30 years ago Portugal invested 0.6% of GDP and currently disburses 1.6%. In Brazil, this percentage is 1.2%. Both are below the OECD average (2.7%), the group of the world’s largest economies. Recently, the Brazilian Academy of Sciences asked presidential candidates to commit to an investment of 2% of GDP for science in up to four years, an amount never achieved before.

But the future is promising. Manuel Heitor highlights the European Union’s new funds for scientific cooperation with the Global South, which include Latin America and Brazil. The European bloc has 96 billion euros (about R$486.6 billion) until 2027 to finance research and innovation.

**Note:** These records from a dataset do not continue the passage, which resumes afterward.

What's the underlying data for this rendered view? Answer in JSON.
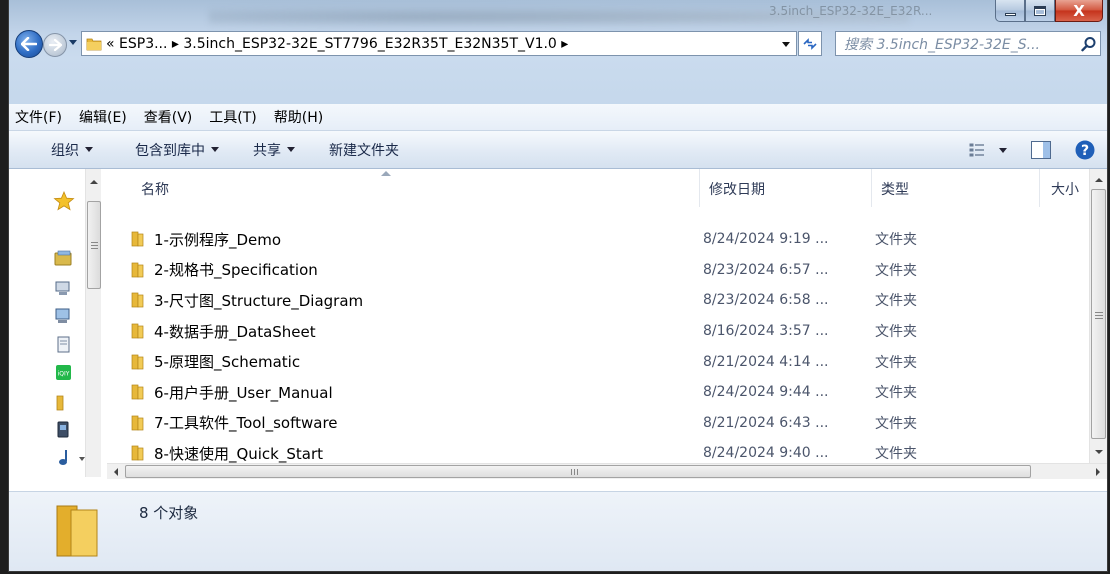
{
  "window": {
    "title_ghost": "3.5inch_ESP32-32E_E32R...",
    "close_label": "X"
  },
  "address": {
    "path": "« ESP3... ▸ 3.5inch_ESP32-32E_ST7796_E32R35T_E32N35T_V1.0 ▸"
  },
  "search": {
    "placeholder": "搜索 3.5inch_ESP32-32E_S..."
  },
  "menu": {
    "file": "文件(F)",
    "edit": "编辑(E)",
    "view": "查看(V)",
    "tools": "工具(T)",
    "help": "帮助(H)"
  },
  "toolbar": {
    "organize": "组织",
    "include_library": "包含到库中",
    "share": "共享",
    "new_folder": "新建文件夹"
  },
  "columns": {
    "name": "名称",
    "modified": "修改日期",
    "type": "类型",
    "size": "大小"
  },
  "files": [
    {
      "name": "1-示例程序_Demo",
      "modified": "8/24/2024 9:19 ...",
      "type": "文件夹"
    },
    {
      "name": "2-规格书_Specification",
      "modified": "8/23/2024 6:57 ...",
      "type": "文件夹"
    },
    {
      "name": "3-尺寸图_Structure_Diagram",
      "modified": "8/23/2024 6:58 ...",
      "type": "文件夹"
    },
    {
      "name": "4-数据手册_DataSheet",
      "modified": "8/16/2024 3:57 ...",
      "type": "文件夹"
    },
    {
      "name": "5-原理图_Schematic",
      "modified": "8/21/2024 4:14 ...",
      "type": "文件夹"
    },
    {
      "name": "6-用户手册_User_Manual",
      "modified": "8/24/2024 9:44 ...",
      "type": "文件夹"
    },
    {
      "name": "7-工具软件_Tool_software",
      "modified": "8/21/2024 6:43 ...",
      "type": "文件夹"
    },
    {
      "name": "8-快速使用_Quick_Start",
      "modified": "8/24/2024 9:40 ...",
      "type": "文件夹"
    }
  ],
  "nav_icons": [
    "favorites-star-icon",
    "desktop-icon",
    "network-icon",
    "computer-icon",
    "document-icon",
    "iqiyi-icon",
    "folder-icon",
    "media-player-icon",
    "music-icon"
  ],
  "status": {
    "count": "8 个对象"
  },
  "colors": {
    "folder": "#e7b83a",
    "accent": "#2f6dc4",
    "close": "#c4321b"
  }
}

A part of these resources should allow the Brazil-Portugal cooperation to take a qualitative leap, ceasing to be focused on the mobility of students and researchers and maturing around greater institutional cooperation, the so-called “collaborative arrangements” between institutions in the two countries. Luso-Brazilian hubs should be born, composed of academic and scientific institutions and tied to the local business, cultural and social fabric.

They will function as magnetic fields where society and social and human scientists will participate in the same value chain. Areas such as public health, sustainability/bioeconomy and blue economy, central themes for the sustainable economic development of both countries, should gain prominence. If previously Portuguese and Brazilian scientists researched common history, today they are part of it.